Advertising in Ebooks?

The Publishers Weekly ebooks blog strikes again with another provocative posting that speculates on the possibility, and attractiveness to publishers, of putting advertisements in ebooks.

One of the problems for book publishers, as opposed to magazine publishers, is that they have always had to survive on what amounts to a single revenue stream. While magazines have newsstand single-copy sales and subscription sales as part of their business plan, they make a high percentage of their income selling advertising and, in fact, the sale of the magazine itself is usually at a loss-leader price intended to boost circulation and, thereby, the advertising rates they can charge. Poor old book publishers have, for many years, had to make do with what they can make from selling the books themselves and nothing more.

Some decades back, mass market paperback publishers actually did include advertising pages bound into the middle of their books, similar to the pieces of roughage (printed on what feels like really cheap cardboard) that riddle most magazines these days. As I recall, they were most often cigarette ads (which makes one wonder about what the advertisers saw as the functional market correlations between reading and smoking) and they made it more difficult to actually read the books because they essentially functioned as a stiff, cover-like insert in the middle of your reading experience. Authors, agents and the general public were unhappy about the interference with their leisure-time enjoyment and also deeply upset that books were being used to sell cigarettes. Readers don’t necessarily have much leverage in these situations but sometimes authors and agents do and they started, as a group, insisting on “No advertising” clauses in their book contracts and, after a while, publishers gave up their greedy dreams of captive audiences and secondary revenue.

But now, technology helps the wheel come around again and the old is now the new new.
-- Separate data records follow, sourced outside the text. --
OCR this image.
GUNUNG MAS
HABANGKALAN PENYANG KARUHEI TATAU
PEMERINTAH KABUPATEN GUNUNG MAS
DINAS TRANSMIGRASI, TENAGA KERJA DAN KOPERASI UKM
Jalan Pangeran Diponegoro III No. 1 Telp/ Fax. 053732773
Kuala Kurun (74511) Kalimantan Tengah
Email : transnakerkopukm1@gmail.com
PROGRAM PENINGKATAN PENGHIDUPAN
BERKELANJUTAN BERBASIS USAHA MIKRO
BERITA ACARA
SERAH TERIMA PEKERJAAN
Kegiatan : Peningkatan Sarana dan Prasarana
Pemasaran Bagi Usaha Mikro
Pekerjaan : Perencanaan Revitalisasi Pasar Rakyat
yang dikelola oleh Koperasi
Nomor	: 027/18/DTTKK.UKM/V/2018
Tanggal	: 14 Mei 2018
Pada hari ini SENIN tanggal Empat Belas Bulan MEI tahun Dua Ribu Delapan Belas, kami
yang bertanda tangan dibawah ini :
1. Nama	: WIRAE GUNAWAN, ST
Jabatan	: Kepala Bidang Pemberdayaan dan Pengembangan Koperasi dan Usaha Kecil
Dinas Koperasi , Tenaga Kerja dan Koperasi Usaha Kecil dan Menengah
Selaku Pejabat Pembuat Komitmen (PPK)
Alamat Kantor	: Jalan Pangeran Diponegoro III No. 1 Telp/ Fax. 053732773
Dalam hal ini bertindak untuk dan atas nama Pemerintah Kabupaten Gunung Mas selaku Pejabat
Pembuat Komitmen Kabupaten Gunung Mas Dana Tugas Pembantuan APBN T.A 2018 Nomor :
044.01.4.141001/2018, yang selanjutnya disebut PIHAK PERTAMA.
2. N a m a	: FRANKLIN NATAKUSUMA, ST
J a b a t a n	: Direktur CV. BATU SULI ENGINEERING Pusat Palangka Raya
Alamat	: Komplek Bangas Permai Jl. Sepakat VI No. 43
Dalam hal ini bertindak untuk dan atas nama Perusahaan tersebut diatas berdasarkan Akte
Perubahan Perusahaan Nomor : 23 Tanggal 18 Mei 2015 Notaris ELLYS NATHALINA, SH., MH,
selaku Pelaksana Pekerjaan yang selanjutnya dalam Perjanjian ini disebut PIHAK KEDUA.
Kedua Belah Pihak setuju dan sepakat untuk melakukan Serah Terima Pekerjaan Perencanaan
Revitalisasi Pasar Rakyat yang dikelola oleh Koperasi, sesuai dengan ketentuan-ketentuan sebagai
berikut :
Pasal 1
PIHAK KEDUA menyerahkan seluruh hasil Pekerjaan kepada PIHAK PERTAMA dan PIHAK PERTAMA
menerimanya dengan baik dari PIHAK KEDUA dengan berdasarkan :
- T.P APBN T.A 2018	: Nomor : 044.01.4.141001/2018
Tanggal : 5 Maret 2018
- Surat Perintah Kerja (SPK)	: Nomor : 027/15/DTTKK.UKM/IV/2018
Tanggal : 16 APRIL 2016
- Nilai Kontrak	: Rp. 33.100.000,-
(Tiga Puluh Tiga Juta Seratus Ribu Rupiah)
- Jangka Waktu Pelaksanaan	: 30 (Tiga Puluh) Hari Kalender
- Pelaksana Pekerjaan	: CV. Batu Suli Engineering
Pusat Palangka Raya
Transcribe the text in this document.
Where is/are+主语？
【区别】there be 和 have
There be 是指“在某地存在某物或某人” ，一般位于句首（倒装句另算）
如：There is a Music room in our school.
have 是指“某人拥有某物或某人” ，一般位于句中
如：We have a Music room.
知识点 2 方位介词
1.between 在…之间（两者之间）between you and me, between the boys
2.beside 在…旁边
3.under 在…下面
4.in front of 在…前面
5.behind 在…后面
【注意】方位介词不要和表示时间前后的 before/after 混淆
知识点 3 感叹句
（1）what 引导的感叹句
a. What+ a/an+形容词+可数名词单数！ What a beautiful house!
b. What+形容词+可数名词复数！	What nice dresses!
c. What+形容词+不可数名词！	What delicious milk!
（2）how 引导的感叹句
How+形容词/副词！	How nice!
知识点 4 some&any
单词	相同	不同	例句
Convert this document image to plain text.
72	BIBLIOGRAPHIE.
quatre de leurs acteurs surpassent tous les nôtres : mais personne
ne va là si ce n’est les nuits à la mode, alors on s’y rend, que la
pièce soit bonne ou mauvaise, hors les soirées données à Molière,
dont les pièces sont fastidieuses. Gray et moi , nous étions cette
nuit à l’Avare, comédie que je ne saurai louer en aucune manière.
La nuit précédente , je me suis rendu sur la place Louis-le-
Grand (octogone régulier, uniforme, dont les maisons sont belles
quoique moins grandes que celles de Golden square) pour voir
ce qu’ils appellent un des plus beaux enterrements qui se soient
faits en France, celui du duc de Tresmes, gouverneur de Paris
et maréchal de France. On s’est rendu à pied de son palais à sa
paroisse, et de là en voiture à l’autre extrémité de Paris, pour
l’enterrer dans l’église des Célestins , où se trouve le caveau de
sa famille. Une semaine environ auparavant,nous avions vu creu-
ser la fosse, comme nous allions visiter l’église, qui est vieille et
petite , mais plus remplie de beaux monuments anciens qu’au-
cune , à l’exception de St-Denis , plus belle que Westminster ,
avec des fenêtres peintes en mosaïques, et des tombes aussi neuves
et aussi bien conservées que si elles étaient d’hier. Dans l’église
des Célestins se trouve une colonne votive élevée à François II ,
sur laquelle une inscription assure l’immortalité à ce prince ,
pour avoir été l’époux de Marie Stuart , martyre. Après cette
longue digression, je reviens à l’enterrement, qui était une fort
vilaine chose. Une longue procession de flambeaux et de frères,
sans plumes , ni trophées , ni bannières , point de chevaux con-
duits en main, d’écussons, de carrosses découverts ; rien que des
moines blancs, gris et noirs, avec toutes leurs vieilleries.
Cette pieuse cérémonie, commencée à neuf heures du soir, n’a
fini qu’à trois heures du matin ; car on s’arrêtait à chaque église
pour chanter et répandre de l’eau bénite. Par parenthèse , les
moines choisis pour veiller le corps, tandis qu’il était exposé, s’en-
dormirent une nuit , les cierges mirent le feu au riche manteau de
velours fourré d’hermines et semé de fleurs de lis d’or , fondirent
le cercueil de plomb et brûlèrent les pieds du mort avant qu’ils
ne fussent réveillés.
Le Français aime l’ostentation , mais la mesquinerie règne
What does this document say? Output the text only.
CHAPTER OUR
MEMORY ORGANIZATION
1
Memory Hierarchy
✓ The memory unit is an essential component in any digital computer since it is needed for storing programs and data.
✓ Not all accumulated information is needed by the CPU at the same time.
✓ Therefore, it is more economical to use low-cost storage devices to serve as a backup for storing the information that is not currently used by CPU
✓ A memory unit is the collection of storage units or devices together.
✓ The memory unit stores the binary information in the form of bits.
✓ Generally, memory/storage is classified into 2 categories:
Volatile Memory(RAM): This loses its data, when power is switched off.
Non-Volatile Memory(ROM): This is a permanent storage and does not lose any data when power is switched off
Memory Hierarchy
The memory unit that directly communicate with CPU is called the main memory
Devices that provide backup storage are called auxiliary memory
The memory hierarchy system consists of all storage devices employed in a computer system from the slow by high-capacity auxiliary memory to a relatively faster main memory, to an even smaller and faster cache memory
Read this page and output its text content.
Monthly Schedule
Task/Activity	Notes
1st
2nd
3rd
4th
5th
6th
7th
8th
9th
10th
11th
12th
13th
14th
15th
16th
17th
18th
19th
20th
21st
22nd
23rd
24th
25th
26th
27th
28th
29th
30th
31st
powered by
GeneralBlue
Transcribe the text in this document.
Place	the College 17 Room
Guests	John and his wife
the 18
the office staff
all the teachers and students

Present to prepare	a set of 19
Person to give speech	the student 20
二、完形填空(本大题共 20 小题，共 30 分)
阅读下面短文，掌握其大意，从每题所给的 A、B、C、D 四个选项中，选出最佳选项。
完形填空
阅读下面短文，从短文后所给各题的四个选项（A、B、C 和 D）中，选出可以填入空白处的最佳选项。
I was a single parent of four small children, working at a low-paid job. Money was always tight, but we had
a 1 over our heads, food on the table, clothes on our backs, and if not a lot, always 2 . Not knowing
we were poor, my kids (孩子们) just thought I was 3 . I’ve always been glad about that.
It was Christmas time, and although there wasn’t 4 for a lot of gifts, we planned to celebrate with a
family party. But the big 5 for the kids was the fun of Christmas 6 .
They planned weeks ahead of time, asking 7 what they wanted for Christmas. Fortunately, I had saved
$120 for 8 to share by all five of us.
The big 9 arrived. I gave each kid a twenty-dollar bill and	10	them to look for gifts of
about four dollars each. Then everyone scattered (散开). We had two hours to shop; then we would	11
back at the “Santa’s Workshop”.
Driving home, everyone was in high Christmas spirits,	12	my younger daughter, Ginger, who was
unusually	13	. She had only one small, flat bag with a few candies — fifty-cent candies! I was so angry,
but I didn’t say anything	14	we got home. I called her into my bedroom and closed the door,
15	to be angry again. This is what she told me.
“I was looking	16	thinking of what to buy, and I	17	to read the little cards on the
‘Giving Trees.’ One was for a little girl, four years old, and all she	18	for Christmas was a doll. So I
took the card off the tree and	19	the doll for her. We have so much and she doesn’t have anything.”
If Google can make billions every year from small, innocuous ads placed at the margins of what sees like every webpage you ever open, why can’t advertisers extend their reach into another developing corner of the electronic universe? Rupert Murdoch seems to like the idea and the speculation is that HarperCollins, an aggressive pursuer of electronic book markets, might be the logical first choice for an experiment with the idea. There’s an interesting link to a press release from early 2006 in which HarperCollins announced the free release of an entire book online with contextual advertising included.

An interesting point made in the blog post, and one that made me stop and think, is that in a generation that has grown up with “free” as their expectation when scanning the internet, reading news online and consuming their entertainment, advertising might simply be the best way to go in pursuit of a survival strategy when competing against other information suppliers who are already deeply committed to supplying free information and making money with ads that ubiquitously come along with the free content. An example of a company that is already publishing with that model is Wowio, which makes books available for free, in Adobe PDF format only, with ads as part of the package. Onscreen reading is possible but portable reading somewhat less so. Try putting a PDF file on your phone.

Another provocative proposal floated in the piece is the idea of offering competing editions of ebooks, some free with ads and others for a price that guarantees no ads included. I’m not sure which way that one would play out but it would be very interesting to see the idea being tried out and even more interesting to see what the results might be.

I’m not advocating or condemning advertising in ebooks–yet. I’m still thinking about it and I’m open to new ideas anyway so why not give this one a mental spin and watch the markets with me to see how things play out?